As such, social workers are a great asset to every social work organization and must be highly motivated in order to help the organization in realizing its objectives and missions. A solid code of ethics ensures that social workers act in a professional way in their interactions with clients. Internal social workers are generally more committed to the organization than external social workers are. For delivery of better results, The Children Aid Society has to have policies that promote the interest of every stakeholder involved in child welfare. The Children Aid Society of Toronto has done recommendable work but it must put in place measures to ensure that it can cope with new and emerging needs at all times even during times of emergency.
Finkel, Alvin. Social Policy and Practice in Canada: A History. Waterloo: Wilfrid Laurier University Press, 2006. Print.

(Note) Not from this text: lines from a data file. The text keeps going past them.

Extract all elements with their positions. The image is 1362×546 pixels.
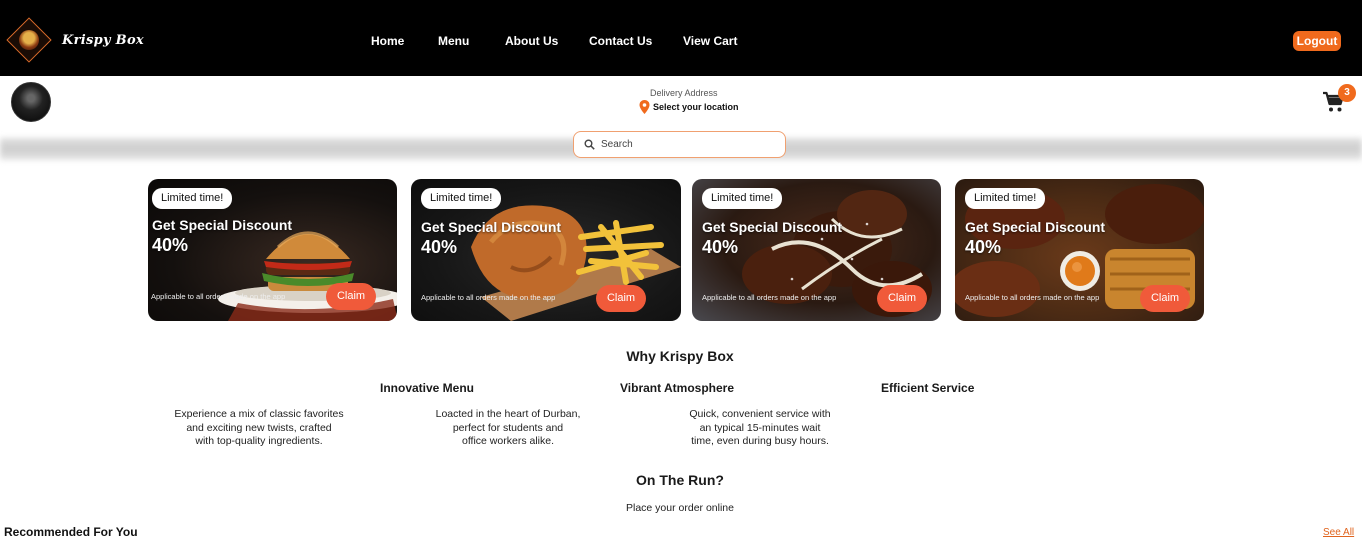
select-location-link[interactable]: Select your location (653, 102, 739, 112)
brand-logo[interactable] (6, 17, 52, 63)
promo-note: Applicable to all orders made on the app (702, 293, 837, 302)
top-navbar: Krispy Box Home Menu About Us Contact Us… (0, 0, 1362, 76)
location-pin-icon (639, 100, 650, 114)
feature-description: Loacted in the heart of Durban, perfect … (435, 408, 581, 447)
claim-button[interactable]: Claim (596, 285, 646, 312)
promo-title: Get Special Discount (702, 219, 843, 235)
limited-time-badge: Limited time! (421, 188, 502, 209)
promo-note: Applicable to all orders made on the app (965, 293, 1100, 302)
claim-button[interactable]: Claim (877, 285, 927, 312)
promo-card[interactable]: Limited time! Get Special Discount 40% A… (411, 179, 681, 321)
search-input[interactable] (601, 136, 776, 153)
limited-time-badge: Limited time! (152, 188, 233, 209)
search-box[interactable] (573, 131, 786, 158)
brand-name: Krispy Box (62, 33, 144, 48)
promo-discount: 40% (965, 237, 1002, 257)
claim-button[interactable]: Claim (1140, 285, 1190, 312)
promo-card[interactable]: Limited time! Get Special Discount 40% A… (148, 179, 397, 321)
promo-note: Applicable to all orders made on the app (421, 293, 556, 302)
feature-description: Quick, convenient service with an typica… (689, 408, 831, 447)
promo-discount: 40% (152, 235, 189, 255)
nav-contact-us[interactable]: Contact Us (589, 34, 652, 48)
nav-home[interactable]: Home (371, 34, 404, 48)
recommended-heading: Recommended For You (4, 525, 138, 539)
nav-view-cart[interactable]: View Cart (683, 34, 737, 48)
nav-about-us[interactable]: About Us (505, 34, 558, 48)
promo-title: Get Special Discount (152, 217, 293, 233)
delivery-address-label: Delivery Address (650, 88, 718, 98)
promo-discount: 40% (702, 237, 739, 257)
promo-discount: 40% (421, 237, 458, 257)
search-icon (584, 139, 595, 150)
cart-count-badge: 3 (1338, 84, 1356, 102)
on-the-run-heading: On The Run? (636, 472, 724, 488)
feature-innovative-menu: Innovative Menu (380, 381, 475, 395)
limited-time-badge: Limited time! (702, 188, 783, 209)
on-the-run-subtitle: Place your order online (626, 502, 734, 514)
why-heading: Why Krispy Box (626, 348, 734, 364)
promo-card[interactable]: Limited time! Get Special Discount 40% A… (955, 179, 1204, 321)
avatar[interactable] (11, 82, 51, 122)
logout-button[interactable]: Logout (1293, 31, 1341, 51)
feature-description: Experience a mix of classic favorites an… (174, 408, 344, 447)
feature-efficient-service: Efficient Service (881, 381, 975, 395)
promo-card[interactable]: Limited time! Get Special Discount 40% A… (692, 179, 941, 321)
promo-title: Get Special Discount (421, 219, 562, 235)
promo-note: Applicable to all orders made on the app (151, 292, 286, 301)
promo-title: Get Special Discount (965, 219, 1106, 235)
limited-time-badge: Limited time! (965, 188, 1046, 209)
feature-vibrant-atmosphere: Vibrant Atmosphere (620, 381, 735, 395)
nav-menu[interactable]: Menu (438, 34, 469, 48)
see-all-link[interactable]: See All (1323, 527, 1354, 538)
claim-button[interactable]: Claim (326, 283, 376, 310)
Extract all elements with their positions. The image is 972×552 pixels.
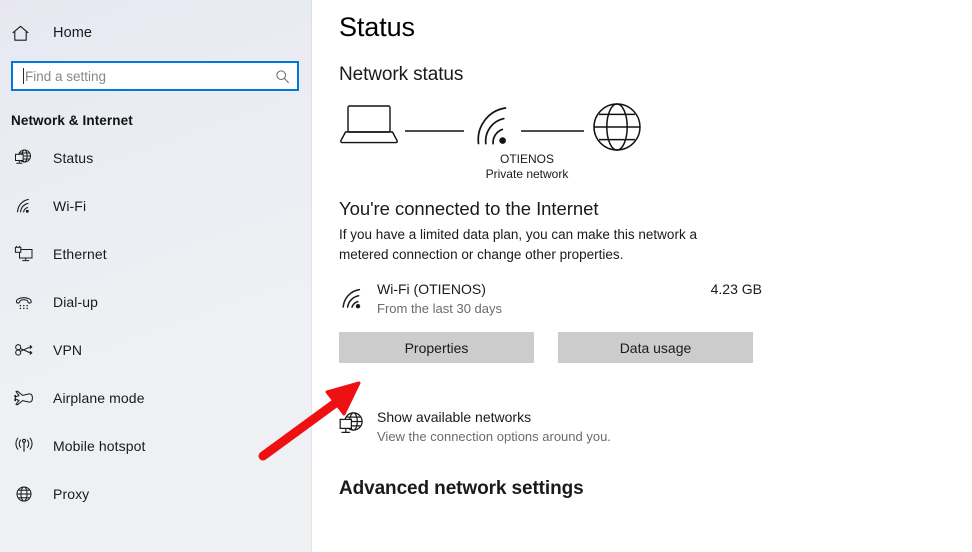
sidebar-item-label: Status (53, 149, 94, 166)
adapter-row: Wi-Fi (OTIENOS) From the last 30 days 4.… (339, 280, 762, 318)
sidebar-item-ethernet[interactable]: Ethernet (0, 237, 312, 270)
network-status-globe-icon (339, 408, 375, 437)
properties-button[interactable]: Properties (339, 332, 534, 363)
sidebar-item-label: Airplane mode (53, 389, 145, 406)
sidebar-item-label: VPN (53, 341, 83, 358)
network-diagram: OTIENOS Private network (339, 100, 669, 188)
sidebar-section-title: Network & Internet (11, 113, 133, 128)
wifi-icon (11, 197, 37, 215)
connection-heading: You're connected to the Internet (339, 198, 599, 219)
dialup-phone-icon (11, 293, 37, 311)
sidebar-item-status[interactable]: Status (0, 141, 312, 174)
mobile-hotspot-icon (11, 437, 37, 455)
data-usage-button[interactable]: Data usage (558, 332, 753, 363)
sidebar-item-label: Ethernet (53, 245, 107, 262)
search-input[interactable] (13, 63, 267, 89)
sidebar-home-label: Home (53, 25, 93, 41)
settings-sidebar: Home Network & Internet (0, 0, 312, 552)
show-available-networks-texts: Show available networks View the connect… (375, 408, 611, 446)
diagram-network-name: OTIENOS (499, 152, 554, 166)
connection-description: If you have a limited data plan, you can… (339, 227, 697, 262)
sidebar-item-wifi[interactable]: Wi-Fi (0, 189, 312, 222)
network-status-heading: Network status (339, 64, 464, 85)
vpn-key-icon (11, 341, 37, 359)
advanced-network-settings-heading: Advanced network settings (339, 478, 584, 499)
diagram-network-type: Private network (485, 167, 569, 181)
search-box[interactable] (11, 61, 299, 91)
sidebar-item-home[interactable]: Home (0, 18, 312, 48)
settings-window: Home Network & Internet (0, 0, 972, 552)
sidebar-item-vpn[interactable]: VPN (0, 333, 312, 366)
adapter-texts: Wi-Fi (OTIENOS) From the last 30 days (375, 280, 711, 318)
ethernet-monitor-icon (11, 245, 37, 263)
wifi-icon (477, 107, 507, 145)
sidebar-nav-list: Status Wi-Fi Ethernet Dial-up VPN Airpla… (0, 141, 312, 510)
sidebar-item-proxy[interactable]: Proxy (0, 477, 312, 510)
adapter-name: Wi-Fi (OTIENOS) (377, 281, 486, 297)
action-button-row: Properties Data usage (339, 332, 972, 363)
sidebar-item-airplane-mode[interactable]: Airplane mode (0, 381, 312, 414)
settings-content: Status Network status OTIENOS Private ne… (312, 0, 972, 552)
adapter-data-usage: 4.23 GB (710, 281, 762, 297)
sidebar-item-label: Mobile hotspot (53, 437, 146, 454)
laptop-icon (340, 105, 398, 144)
search-icon[interactable] (267, 69, 297, 84)
sidebar-item-label: Dial-up (53, 293, 99, 310)
diagram-network-caption: OTIENOS Private network (457, 152, 597, 182)
show-available-networks-row[interactable]: Show available networks View the connect… (339, 408, 972, 446)
page-title: Status (339, 12, 415, 42)
sidebar-item-dialup[interactable]: Dial-up (0, 285, 312, 318)
sidebar-item-label: Proxy (53, 485, 90, 502)
text-caret (23, 68, 24, 84)
home-icon (11, 24, 37, 43)
airplane-icon (11, 389, 37, 407)
adapter-subtitle: From the last 30 days (377, 301, 502, 316)
network-status-globe-icon (11, 148, 37, 168)
sidebar-item-label: Wi-Fi (53, 197, 87, 214)
globe-icon (593, 103, 641, 151)
sidebar-item-mobile-hotspot[interactable]: Mobile hotspot (0, 429, 312, 462)
globe-icon (11, 485, 37, 503)
show-available-networks-subtitle: View the connection options around you. (377, 429, 611, 444)
show-available-networks-title: Show available networks (377, 409, 532, 425)
wifi-icon (339, 280, 375, 312)
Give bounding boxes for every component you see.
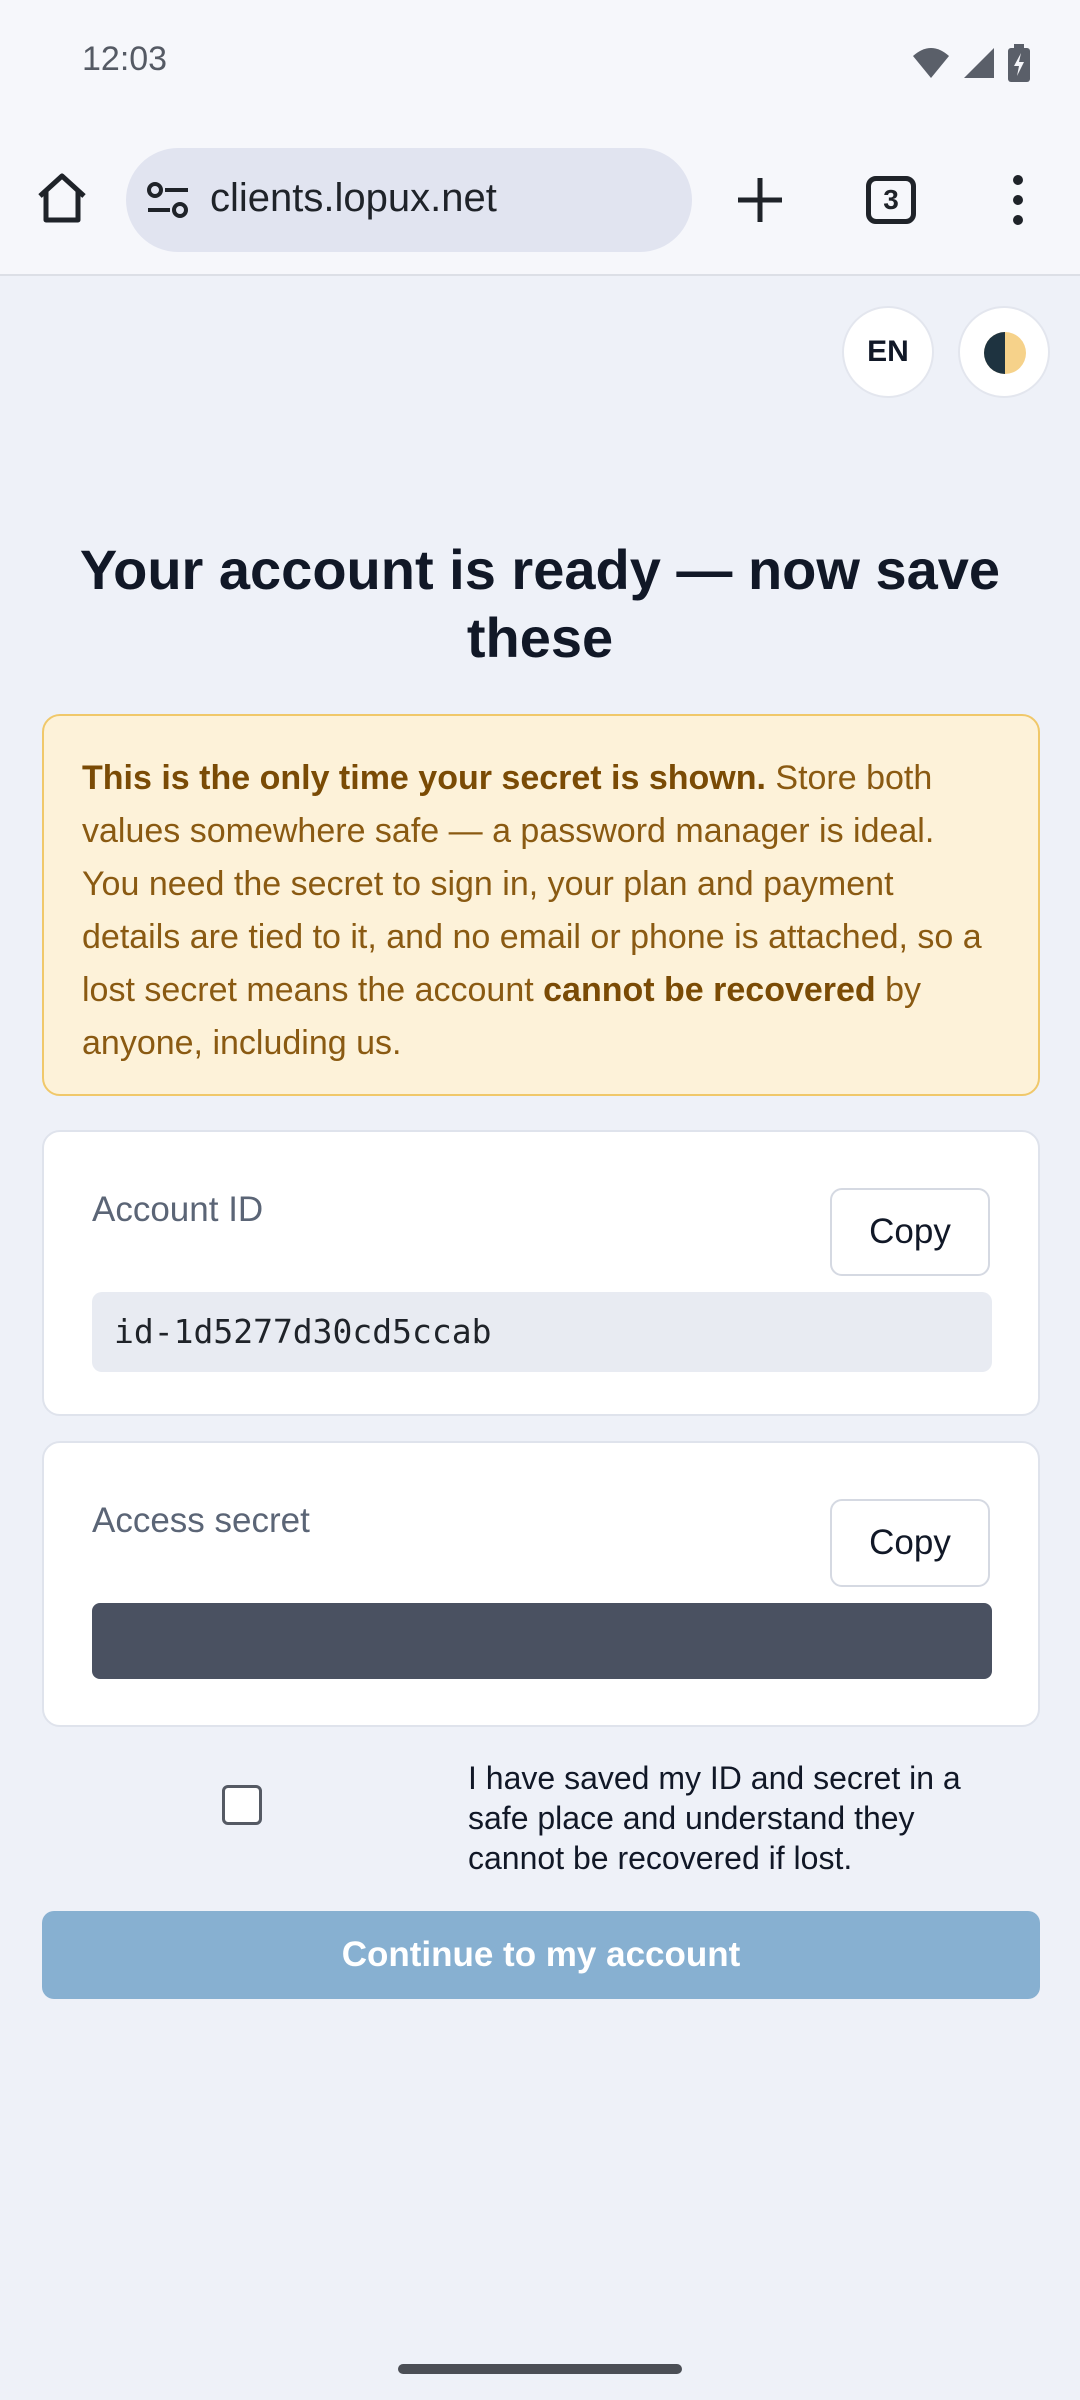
status-time: 12:03 <box>82 40 168 78</box>
tab-switcher-button[interactable]: 3 <box>866 176 916 224</box>
language-button[interactable]: EN <box>842 306 934 398</box>
continue-button[interactable]: Continue to my account <box>42 1911 1040 1999</box>
access-secret-masked-value[interactable] <box>92 1603 992 1679</box>
url-text: clients.lopux.net <box>210 176 497 220</box>
signal-icon <box>964 48 994 78</box>
account-id-card: Account ID Copy id-1d5277d30cd5ccab <box>42 1130 1040 1416</box>
status-icons <box>912 44 1030 82</box>
more-vert-icon[interactable] <box>1000 170 1036 230</box>
warning-notice: This is the only time your secret is sho… <box>42 714 1040 1096</box>
new-tab-icon[interactable] <box>730 170 790 230</box>
access-secret-label: Access secret <box>92 1501 310 1540</box>
page-title: Your account is ready — now save these <box>79 538 1001 669</box>
half-moon-icon <box>984 332 1026 374</box>
theme-toggle-button[interactable] <box>958 306 1050 398</box>
copy-access-secret-button[interactable]: Copy <box>830 1499 990 1587</box>
account-id-value[interactable]: id-1d5277d30cd5ccab <box>92 1292 992 1372</box>
home-icon[interactable] <box>34 170 90 226</box>
wifi-icon <box>913 48 949 78</box>
home-indicator <box>398 2364 682 2374</box>
acknowledge-checkbox[interactable] <box>222 1785 262 1825</box>
browser-toolbar: clients.lopux.net 3 <box>0 128 1080 276</box>
account-id-label: Account ID <box>92 1190 264 1229</box>
warning-lead: This is the only time your secret is sho… <box>82 759 766 797</box>
status-bar: 12:03 <box>0 0 1080 128</box>
site-settings-icon[interactable] <box>146 180 190 220</box>
acknowledge-label[interactable]: I have saved my ID and secret in a safe … <box>468 1758 1008 1878</box>
access-secret-card: Access secret Copy <box>42 1441 1040 1727</box>
copy-account-id-button[interactable]: Copy <box>830 1188 990 1276</box>
battery-charging-icon <box>1008 44 1030 82</box>
warning-emphasis: cannot be recovered <box>543 971 876 1009</box>
address-bar[interactable]: clients.lopux.net <box>126 148 692 252</box>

Foundation Children’s Aid Society. A Legacy of Caring: A History of the Children’s Aid Society of Toronto. Toronto: Dundurn Press, 2009. Print.
Gail, Aitken, and D. Berkley. A Legacy of Caring: A History of the Children’s Aid Society of Toronto. Toronto: Dundurn Press, 2002. Print.
Kelso, Jack. Social Laws of Canada and Ontario: Summarized for the Use of Children’s Aid Societies and Social Workers. Toronto: Dundurn, 2008. Print.
Neff, Charlotte. “The Children’s Friend Society in Upper Canada, 1833-1837.” Journal of Family History 3.1 (2007): 234-258. Print.
Smith, George. Investing in Children: A Framework for Action. Ottawa: Child Welfare League of Canada, 1997. Print.
Strong, Boag, and V. Jim. Fostering Nation: Canada Confronts Its History of Childhood Disadvantage. Waterloo, ON: Wilfred Laurier University Press, 2011. Print.
Turner, Francis, and J. Turner. Canadian Social Welfare. Toronto: Allyn and Bacon, 2009. Print.